Replenishing the Unemployment Compensation Trust Fund could help lower employer shares of the state unemployment tax. But it is important to remember that if state and local governments hadn’t forced many businesses to shut down in 2020, unemployment levels would have been lower, and the trust fund wouldn’t have been quickly depleted. State government is using federal stimulus dollars to alleviate a problem it played no small part in creating.
The governor allotted $136.8 million from a revenue replacement fund to go towards broadband expansion, telemedicine, health care costs, emergency response providers, and to reimburse county jails for inmate housing costs.
Finally, there is a separate $191.9 million available for capital projects. Ivey designated that it be used to deliver broadband services and invest in capital assets to improve remote work, education, and access to other services.
In total, it is expected that $243 million will be spent on broadband expansion. Few people would argue that Alabama is not lacking in access to affordable statewide high-speed internet, but $243 million is a proverbial drop in the bucket. It is estimated that statewide broadband will cost $4 billion to $6 billion. It will take a much larger commitment from state government and the private sector to increase broadband capabilities for everyone.

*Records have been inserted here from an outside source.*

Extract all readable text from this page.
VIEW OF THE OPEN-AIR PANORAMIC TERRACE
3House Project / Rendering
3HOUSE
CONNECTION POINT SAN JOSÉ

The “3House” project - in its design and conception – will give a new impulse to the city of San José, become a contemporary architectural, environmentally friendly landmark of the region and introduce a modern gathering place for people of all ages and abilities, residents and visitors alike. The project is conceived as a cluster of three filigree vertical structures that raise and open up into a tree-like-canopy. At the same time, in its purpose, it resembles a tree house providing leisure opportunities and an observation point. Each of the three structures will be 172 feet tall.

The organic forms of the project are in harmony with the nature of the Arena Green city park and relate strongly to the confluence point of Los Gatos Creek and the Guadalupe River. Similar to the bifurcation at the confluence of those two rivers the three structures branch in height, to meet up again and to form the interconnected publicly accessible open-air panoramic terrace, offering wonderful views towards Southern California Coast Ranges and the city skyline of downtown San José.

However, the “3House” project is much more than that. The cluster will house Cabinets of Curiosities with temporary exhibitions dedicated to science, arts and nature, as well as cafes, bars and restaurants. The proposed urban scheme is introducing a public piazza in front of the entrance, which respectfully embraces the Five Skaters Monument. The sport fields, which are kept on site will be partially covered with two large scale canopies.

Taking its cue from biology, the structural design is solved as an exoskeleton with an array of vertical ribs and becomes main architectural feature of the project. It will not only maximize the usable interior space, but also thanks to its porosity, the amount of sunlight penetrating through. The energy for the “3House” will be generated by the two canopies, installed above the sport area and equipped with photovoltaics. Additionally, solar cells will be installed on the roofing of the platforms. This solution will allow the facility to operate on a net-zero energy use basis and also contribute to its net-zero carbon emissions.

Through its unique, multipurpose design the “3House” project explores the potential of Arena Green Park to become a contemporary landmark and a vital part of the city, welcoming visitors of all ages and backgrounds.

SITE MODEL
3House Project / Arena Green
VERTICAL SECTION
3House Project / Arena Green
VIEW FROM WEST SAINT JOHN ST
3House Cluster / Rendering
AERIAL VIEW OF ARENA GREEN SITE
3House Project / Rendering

There’s also the question of the need for a special session to debate ARPA funding. The spending bills are unlikely to be controversial. Debating the bills in the midst of the regular session could have slowed the process a bit, but taking two weeks out of what was already expected to be an abbreviated regular session could mean that important bills, such as tax cuts, are never debated.
While lawmakers have talked about the need to spend ARPA funds quickly, there is no immediate urgency. Legislators in Montgomery keep referring to a January 31 deadline, but the National Conference of State Legislatures (NCSL) indicates states have until December 31, 2024, to allocate the funds and an additional two years to spend them. ARPA funds won’t disappear if they aren’t spent in the next two weeks, or even two years.

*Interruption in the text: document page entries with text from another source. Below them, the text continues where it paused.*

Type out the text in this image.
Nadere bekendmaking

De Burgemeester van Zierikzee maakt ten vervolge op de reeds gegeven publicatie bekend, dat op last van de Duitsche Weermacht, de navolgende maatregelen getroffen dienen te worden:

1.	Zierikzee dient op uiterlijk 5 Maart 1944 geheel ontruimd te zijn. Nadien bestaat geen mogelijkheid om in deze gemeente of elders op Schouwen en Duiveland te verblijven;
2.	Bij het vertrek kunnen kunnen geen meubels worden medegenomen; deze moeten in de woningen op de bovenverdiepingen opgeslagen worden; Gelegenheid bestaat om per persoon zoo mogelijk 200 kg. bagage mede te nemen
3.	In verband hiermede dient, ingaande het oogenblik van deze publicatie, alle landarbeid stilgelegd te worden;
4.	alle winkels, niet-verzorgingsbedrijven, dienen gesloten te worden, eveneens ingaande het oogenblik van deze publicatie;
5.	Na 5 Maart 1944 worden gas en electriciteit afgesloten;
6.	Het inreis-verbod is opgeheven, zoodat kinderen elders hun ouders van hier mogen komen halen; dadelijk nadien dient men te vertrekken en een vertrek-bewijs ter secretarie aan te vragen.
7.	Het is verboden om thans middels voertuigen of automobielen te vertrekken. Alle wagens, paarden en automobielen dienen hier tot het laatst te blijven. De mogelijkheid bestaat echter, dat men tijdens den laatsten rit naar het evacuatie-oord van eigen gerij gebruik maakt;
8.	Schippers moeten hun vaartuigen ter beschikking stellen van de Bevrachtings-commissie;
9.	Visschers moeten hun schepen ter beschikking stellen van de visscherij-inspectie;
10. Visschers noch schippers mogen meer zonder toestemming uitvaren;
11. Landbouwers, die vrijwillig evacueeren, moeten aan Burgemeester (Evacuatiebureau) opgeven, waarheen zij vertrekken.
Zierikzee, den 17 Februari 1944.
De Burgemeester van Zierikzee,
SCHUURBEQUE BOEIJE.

Alabama received almost $1.8 billion from the Coronavirus Aid, Relief, and Economic Security Act, which passed in March 2020 at the onset of the pandemic. Despite unemployment rates nearly quadrupling between March and April, the state waited until September to begin spending significant portions of the money. If there was no urgency during the worst of the pandemic, then why now?
There is also the possibility that U.S. Treasury guidance on how the ARPA funds can be spent could change as the second half of the funds flow to states later this year. Updated guidance may give states more flexibility in spending the funds, making options like tax rate reductions clearly allowable. Spending the money now shows lawmakers’ lack of interest in using it to take less taxes from Alabamians.
Election year politics also seem to be playing a role in the decision to start a special session this week. It will delay votes on more controversial legislation, such as a proposal to abolish government-issued gun permits, until after the January 28th candidate qualifying deadline. This allows incumbents to know whether they will face a primary challenge before voting on this and other issues and could influence how they vote. Politics should not be a motivation for calling a special session.
Despite the fact that the state is already taking more revenue from citizens and spending more money than ever before, the rush to spend ARPA funds shows that feeding the public sector continues to be the top priority for our elected officials. Citizens must demand better. Reducing the tax burden for individuals and businesses should be the primary objective for the remainder of this special session and the regular session.